In an interview, Brian Goodwin says:
“I believe that there is a whole scientific methodology that needs to be developed on the basis of what is called the intuitive way of knowing. It’s not something that’s vaguely subjective and artistic, it’s a definite way of knowing the world. In fact, it’s absolutely essential to creative science. All the great scientists, Einstein, Feynman, you name them, would say intuition is the way they arrived at their basic insights, their new ways of putting parts together into coherent wholes.“
This intuitive way of knowing is the form of knowledge practiced by indigenous cultures. Rather than separate and distance themselves from the phenomenon, they empathically identify with it, experientially enter into it, and participate with it. This is also the methodology developed by the famous poet and playright, Goethe, over two centuries ago.
So what has all this to do with La Madre Ayahuasca?
Firstly, I think that she offers us the kind of knowledge and methodology described by Goethe. Shamans typically learn about other animals by becoming them.
Secondly, apart from fractal images bearing an uncanny resemblance to some of the images experienced when drinking ayahuasca – (its noteworthy that film makers use fractal generating software to portray the visual aspects of the ayahuasca experience) – the idea of fractal suggests that the whole cosmic and planetary field of consciousness is embedded, or to use a term from the theoretical physicist David Bohm, enfolded in our individual consciousness.
We are both part and whole.
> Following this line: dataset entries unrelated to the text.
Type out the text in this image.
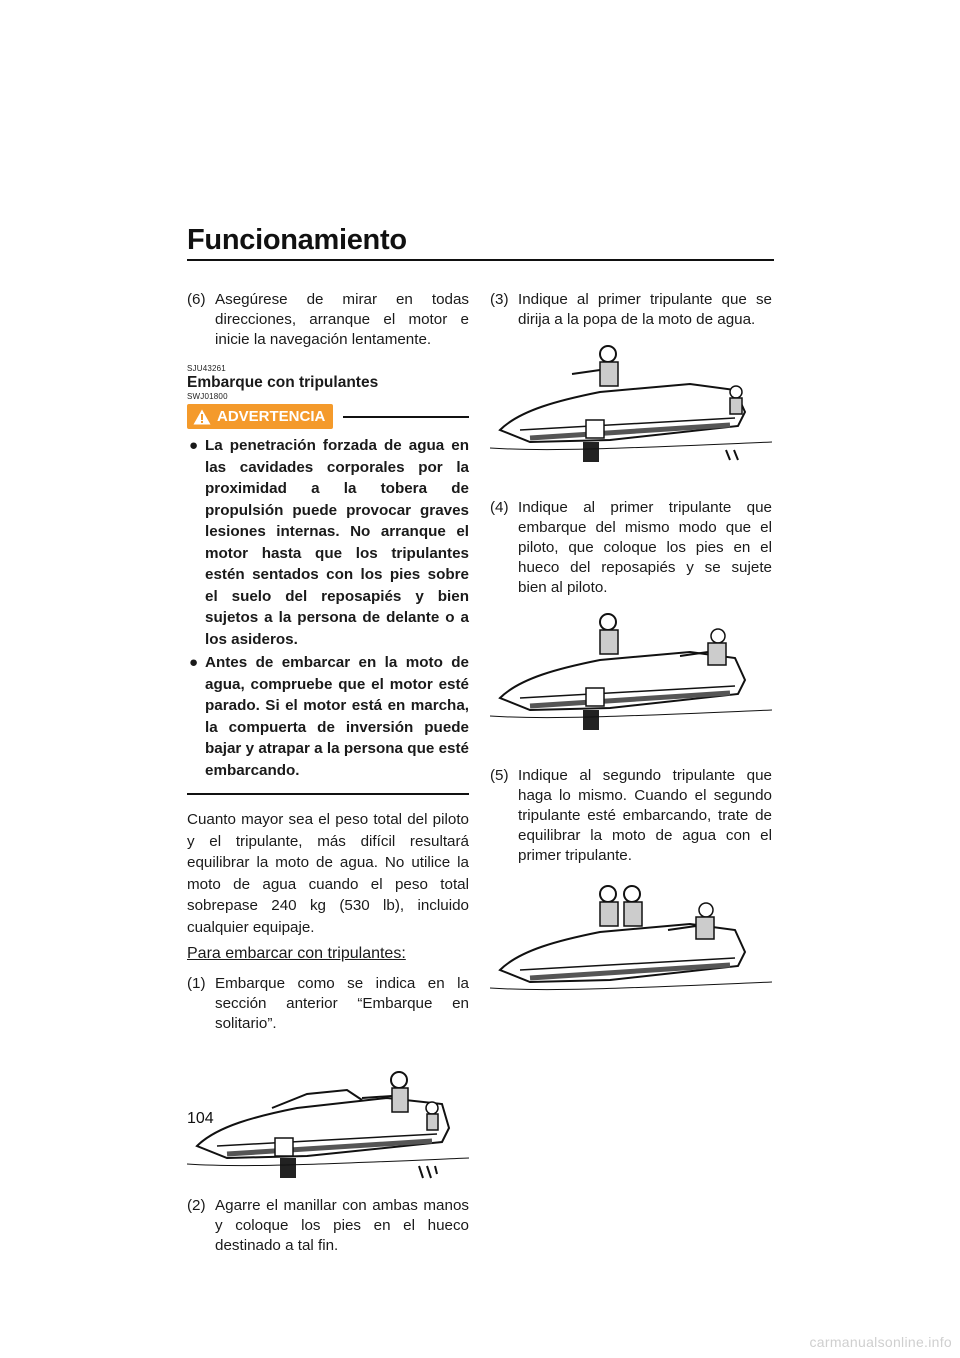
Funcionamiento

(6) Asegúrese de mirar en todas direcciones, arranque el motor e inicie la navegación lentamente.

SJU43261

Embarque con tripulantes

SWJ01800
ADVERTENCIA

● La penetración forzada de agua en las cavidades corporales por la proximidad a la tobera de propulsión puede provocar graves lesiones internas. No arranque el motor hasta que los tripulantes estén sentados con los pies sobre el suelo del reposapiés y bien sujetos a la persona de delante o a los asideros.

● Antes de embarcar en la moto de agua, compruebe que el motor esté parado. Si el motor está en marcha, la compuerta de inversión puede bajar y atrapar a la persona que esté embarcando.

Cuanto mayor sea el peso total del piloto y el tripulante, más difícil resultará equilibrar la moto de agua. No utilice la moto de agua cuando el peso total sobrepase 240 kg (530 lb), incluido cualquier equipaje.

Para embarcar con tripulantes:

(1) Embarque como se indica en la sección anterior “Embarque en solitario”.

(2) Agarre el manillar con ambas manos y coloque los pies en el hueco destinado a tal fin.

(3) Indique al primer tripulante que se dirija a la popa de la moto de agua.

(4) Indique al primer tripulante que embarque del mismo modo que el piloto, que coloque los pies en el hueco del reposapiés y se sujete bien al piloto.

(5) Indique al segundo tripulante que haga lo mismo. Cuando el segundo tripulante esté embarcando, trate de equilibrar la moto de agua con el primer tripulante.

104
carmanualsonline.info
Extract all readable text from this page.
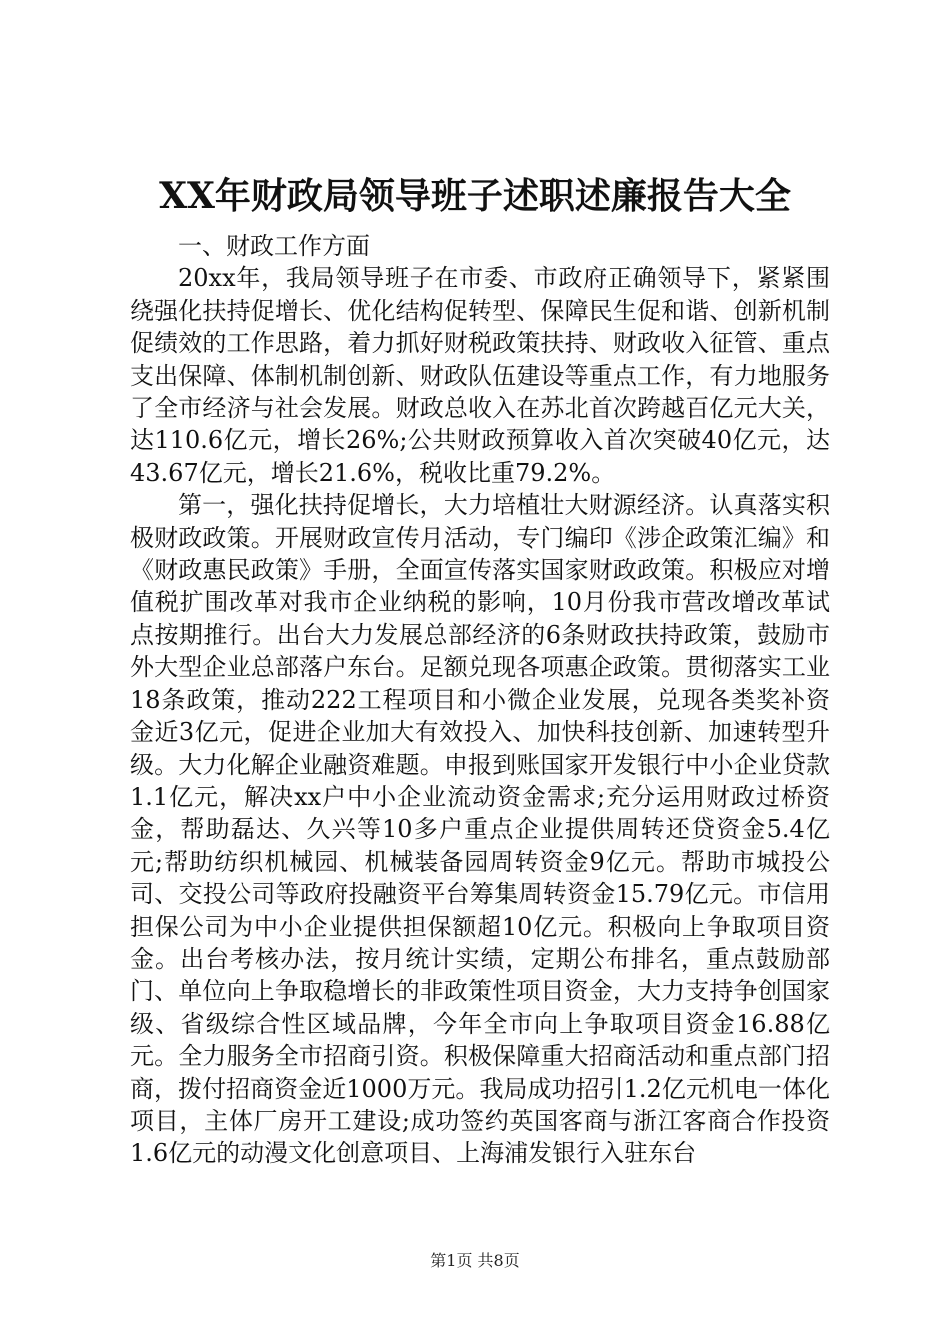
XX年财政局领导班子述职述廉报告大全

一、财政工作方面

20xx年，我局领导班子在市委、市政府正确领导下，紧紧围绕强化扶持促增长、优化结构促转型、保障民生促和谐、创新机制促绩效的工作思路，着力抓好财税政策扶持、财政收入征管、重点支出保障、体制机制创新、财政队伍建设等重点工作，有力地服务了全市经济与社会发展。财政总收入在苏北首次跨越百亿元大关，达110.6亿元，增长26%;公共财政预算收入首次突破40亿元，达43.67亿元，增长21.6%，税收比重79.2%。

第一，强化扶持促增长，大力培植壮大财源经济。认真落实积极财政政策。开展财政宣传月活动，专门编印《涉企政策汇编》和《财政惠民政策》手册，全面宣传落实国家财政政策。积极应对增值税扩围改革对我市企业纳税的影响，10月份我市营改增改革试点按期推行。出台大力发展总部经济的6条财政扶持政策，鼓励市外大型企业总部落户东台。足额兑现各项惠企政策。贯彻落实工业18条政策，推动222工程项目和小微企业发展，兑现各类奖补资金近3亿元，促进企业加大有效投入、加快科技创新、加速转型升级。大力化解企业融资难题。申报到账国家开发银行中小企业贷款1.1亿元，解决xx户中小企业流动资金需求;充分运用财政过桥资金，帮助磊达、久兴等10多户重点企业提供周转还贷资金5.4亿元;帮助纺织机械园、机械装备园周转资金9亿元。帮助市城投公司、交投公司等政府投融资平台筹集周转资金15.79亿元。市信用担保公司为中小企业提供担保额超10亿元。积极向上争取项目资金。出台考核办法，按月统计实绩，定期公布排名，重点鼓励部门、单位向上争取稳增长的非政策性项目资金，大力支持争创国家级、省级综合性区域品牌，今年全市向上争取项目资金16.88亿元。全力服务全市招商引资。积极保障重大招商活动和重点部门招商，拨付招商资金近1000万元。我局成功招引1.2亿元机电一体化项目，主体厂房开工建设;成功签约英国客商与浙江客商合作投资1.6亿元的动漫文化创意项目、上海浦发银行入驻东台

第1页 共8页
Both a distinct individual identity and profoundly interconnected with the cosmos. We are fractals.
I’ve come across this notion of fractals in relation to coastlines and river systems quite often before. Tim Robinson, for example, in his wonderful books and hand-drawn maps of Connemara and other nearby parts of western Ireland, explores this idea.
This is the most interesting thing I’ve read related to mathematics for a long time, perhaps ever.